ADR-036 — Testing strategy: pytest with three tiers

Status · Accepted Date · 2026-04-27 TA anchor · /components Related RFC · None (engineering choice)

Context

Chemigram has heterogeneous testability concerns. The XMP synthesizer is pure logic — fast, deterministic, easy to unit test. The render pipeline invokes a darktable-cli subprocess against real raws — slow, environment-dependent, hard to run in CI. The MCP server adapts the engine — naturally tested via integration tests with real .dtstyle files. A naive single-tier test approach either runs slowly (full E2E in every iteration) or has poor coverage (only fast tests).

Decision

Use pytest as the test framework with a three-tier structure:

tests/
├── unit/                    # pure logic, no I/O, no subprocess
├── integration/             # exercise XMP synthesis with real .dtstyle files, temp filesystem
└── e2e/                     # invoke darktable-cli, validate rendered output

Test selection via pytest markers: pytest tests/unit (fast iteration), pytest tests/integration (CI), pytest tests/e2e (local pre-release, not in CI for v1).

Rationale

  • pytest is the de-facto standard for Python testing. Better fixtures, better assertions, better plugins than unittest.
  • Three tiers separate concerns by speed and dependency:
  • Unit tests stay under 1 second total. Run on every save during development. Cover synthesizer logic, dtstyle parser, versioning DAG operations, mask registry, manifest validation.
  • Integration tests run in CI (no darktable required).

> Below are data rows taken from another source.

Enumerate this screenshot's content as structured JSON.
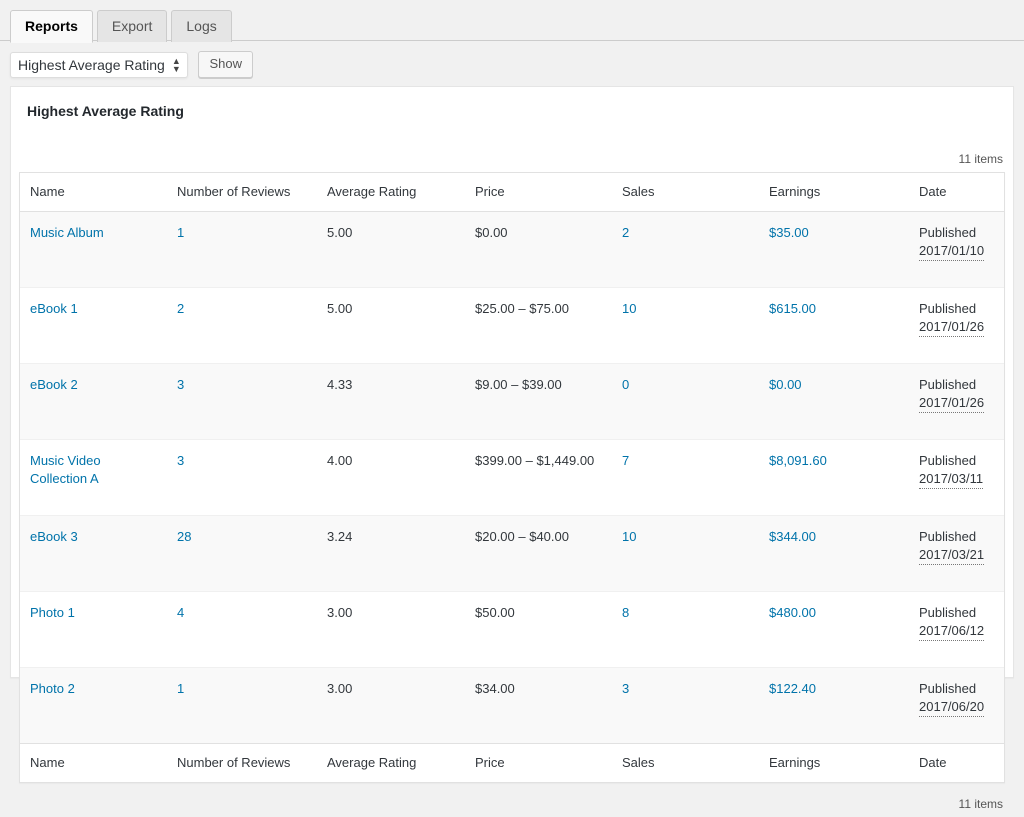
{
  "tabs": [
    {
      "label": "Reports",
      "active": true
    },
    {
      "label": "Export",
      "active": false
    },
    {
      "label": "Logs",
      "active": false
    }
  ],
  "toolbar": {
    "report_select_value": "Highest Average Rating",
    "show_button_label": "Show"
  },
  "panel": {
    "title": "Highest Average Rating",
    "items_count_top": "11 items",
    "items_count_bottom": "11 items"
  },
  "table": {
    "columns": [
      "Name",
      "Number of Reviews",
      "Average Rating",
      "Price",
      "Sales",
      "Earnings",
      "Date"
    ],
    "rows": [
      {
        "name": "Music Album",
        "reviews": "1",
        "rating": "5.00",
        "price": "$0.00",
        "sales": "2",
        "earnings": "$35.00",
        "date_status": "Published",
        "date_value": "2017/01/10"
      },
      {
        "name": "eBook 1",
        "reviews": "2",
        "rating": "5.00",
        "price": "$25.00 – $75.00",
        "sales": "10",
        "earnings": "$615.00",
        "date_status": "Published",
        "date_value": "2017/01/26"
      },
      {
        "name": "eBook 2",
        "reviews": "3",
        "rating": "4.33",
        "price": "$9.00 – $39.00",
        "sales": "0",
        "earnings": "$0.00",
        "date_status": "Published",
        "date_value": "2017/01/26"
      },
      {
        "name": "Music Video Collection A",
        "reviews": "3",
        "rating": "4.00",
        "price": "$399.00 – $1,449.00",
        "sales": "7",
        "earnings": "$8,091.60",
        "date_status": "Published",
        "date_value": "2017/03/11"
      },
      {
        "name": "eBook 3",
        "reviews": "28",
        "rating": "3.24",
        "price": "$20.00 – $40.00",
        "sales": "10",
        "earnings": "$344.00",
        "date_status": "Published",
        "date_value": "2017/03/21"
      },
      {
        "name": "Photo 1",
        "reviews": "4",
        "rating": "3.00",
        "price": "$50.00",
        "sales": "8",
        "earnings": "$480.00",
        "date_status": "Published",
        "date_value": "2017/06/12"
      },
      {
        "name": "Photo 2",
        "reviews": "1",
        "rating": "3.00",
        "price": "$34.00",
        "sales": "3",
        "earnings": "$122.40",
        "date_status": "Published",
        "date_value": "2017/06/20"
      }
    ]
  },
  "colors": {
    "link": "#0073aa",
    "text": "#32373c",
    "page_bg": "#f1f1f1",
    "stripe": "#f9f9f9"
  },
  "icons": {
    "select_arrow_up": "▲",
    "select_arrow_down": "▼"
  }
}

Cover XMP synthesis with real .dtstyle files in temp directories, full chemigram_core API exercised against real fixtures.
  • E2E tests require a darktable installation. Cover the actual render pipeline producing JPEGs from raws. Run locally before releases; not in CI for v1.
  • Coverage targets are pragmatic, not strict. High coverage on the synthesizer (pure logic, easy). Lower coverage acceptable on subprocess-handling code (focus on integration tests for those). No "must hit 90%" gate.

Alternatives considered

  • unittest: stdlib and bulletproof but verbose; pytest's fixtures and assertion rewriting genuinely improve test ergonomics.
  • Single-tier (all tests run together): simpler structure but forces every test run to be slow; loses the "fast iteration" workflow.
  • Two-tier (unit + integration only): considered but the E2E tier is genuinely different (requires darktable), worth separating.
  • Snapshot testing of rendered JPEGs: considered for E2E but too brittle (Apple Silicon vs Linux render differences, darktable version drift); spot-check assertions on rendered JPEGs (file exists, expected dimensions, color near expected) are more durable.

Consequences

Positive: - Fast unit feedback loop during development - CI runs cover the engine without darktable as a CI dependency - E2E tier validates the full pipeline before releases - Clear conventions about where each test type lives

Negative: - Three test directories adds a small amount of structure to learn (mitigation: documented in CONTRIBUTING.md) - E2E tests not in CI means a darktable upgrade can break things invisibly until pre-release validation (mitigation: pre-release E2E run is part of the release checklist)

Implementation notes

pyproject.toml configures pytest under [tool.pytest.ini_options] with markers, addopts, and testpaths. Fixtures shared across tiers go in tests/conftest.py; tier-specific fixtures in tests/<tier>/conftest.py. Pre-release script (scripts/pre-release-check.sh) runs all three tiers including E2E.